Friday, March 12, 2010
Kid Made Modern by Todd Oldham
So, I was really excited when I found the book Kid Made Modern: 52 Kid Friendly Projects Inspired by Modernist Design by Todd Oldham. I am not that familiar with Oldham as a designer. I know he did an interiors line for Target, and was a mentor on Top Design, but I mostly remember him as that guy from House of Style on MTV. You know, in the Cindy Crawford years.
Oldham uses the work of mid-century designers such as Alexander Calder, Paul Rand and Charles + Ray Eames as a starting point for DIY projects for kids. I think this is a great hook for a kids craft book. Lots of craft books, particularly for kids, stray into "kitchy-cute" territory, so a book featuring modernist-based projects is unique.
Most of the projects are clothing or interiors based, and range from the simple to challenging. There's not a lot of information about each of the inspiration designers; each is introduced with a brief rhyme, on a two page spread that features work from the artist. However, a list in the back of the book gives web addresses for each designer to find more information.

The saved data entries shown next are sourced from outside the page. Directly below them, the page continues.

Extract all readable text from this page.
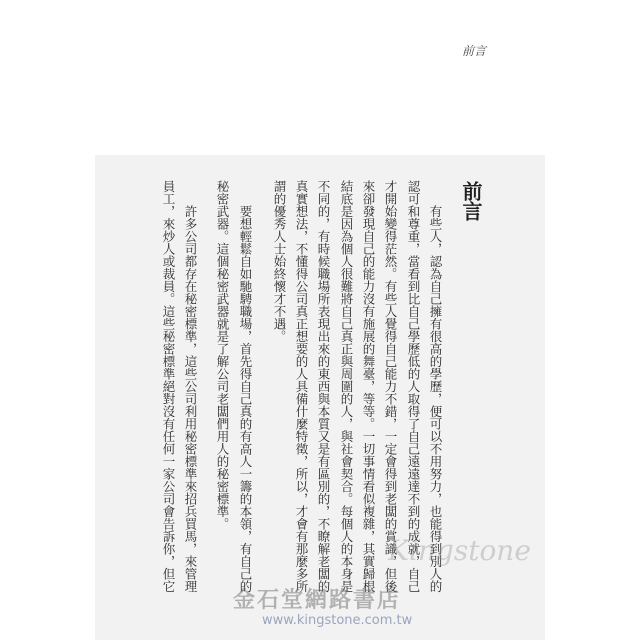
前言
前言
有些人，認為自己擁有很高的學歷，便可以不用努力，也能得到別人的
認可和尊重，當看到比自己學歷低的人取得了自己遠遠達不到的成就，自己
才開始變得茫然。有些人覺得自己能力不錯，一定會得到老闆的賞識，但後
來卻發現自己的能力沒有施展的舞臺，等等。一切事情看似複雜，其實歸根
結底是因為個人很難將自己真正與周圍的人，與社會契合。每個人的本身是
不同的，有時候職場所表現出來的東西與本質又是有區別的，不瞭解老闆的
真實想法，不懂得公司真正想要的人具備什麼特徵，所以，才會有那麼多所
謂的優秀人士始終懷才不遇。
要想輕鬆自如馳騁職場，首先得自己真的有高人一籌的本領，有自己的
秘密武器。這個秘密武器就是了解公司老闆們用人的秘密標準。
許多公司都存在秘密標準，這些公司利用秘密標準來招兵買馬，來管理
員工，來炒人或裁員。這些秘密標準絕對沒有任何一家公司會告訴你，但它	Kingstone
金石堂網路書店
www.kingstone.com.tw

The projects are laid out step by step, with accompanying photographs. Some of the instruction text seems a little scarce, but the photographs usually manage to demonstrate the techniques fairly well. Patterns for projects are not included in the book, but must be downloaded from the http://www.kidmademodern.com/ site. This site is a nice bonus with the book, with fun videos about featured artists and additional projects. Also included are pages about materials and techniques -- brushes, paints, stitches, etc. These pages talk about the different types of each material, and what they might be used for. As an enthusiastic, but not particularly knowledgeable crafter, I appreciated these pages. A section at the beginning of the book talks about supplies to have on hand, which seems to cover the basics, but most projects require additional supplies. A section on cleanup at the end of the book was a nice surprise, I also liked the suggestion of an inspiration binder.
While I can see most of the projects in this book having a lot of teen appeal, the book itself is clearly aimed at a younger audience. I'm looking forward to field testing many of these projects myself, and think this would be a great selection for crafty kids.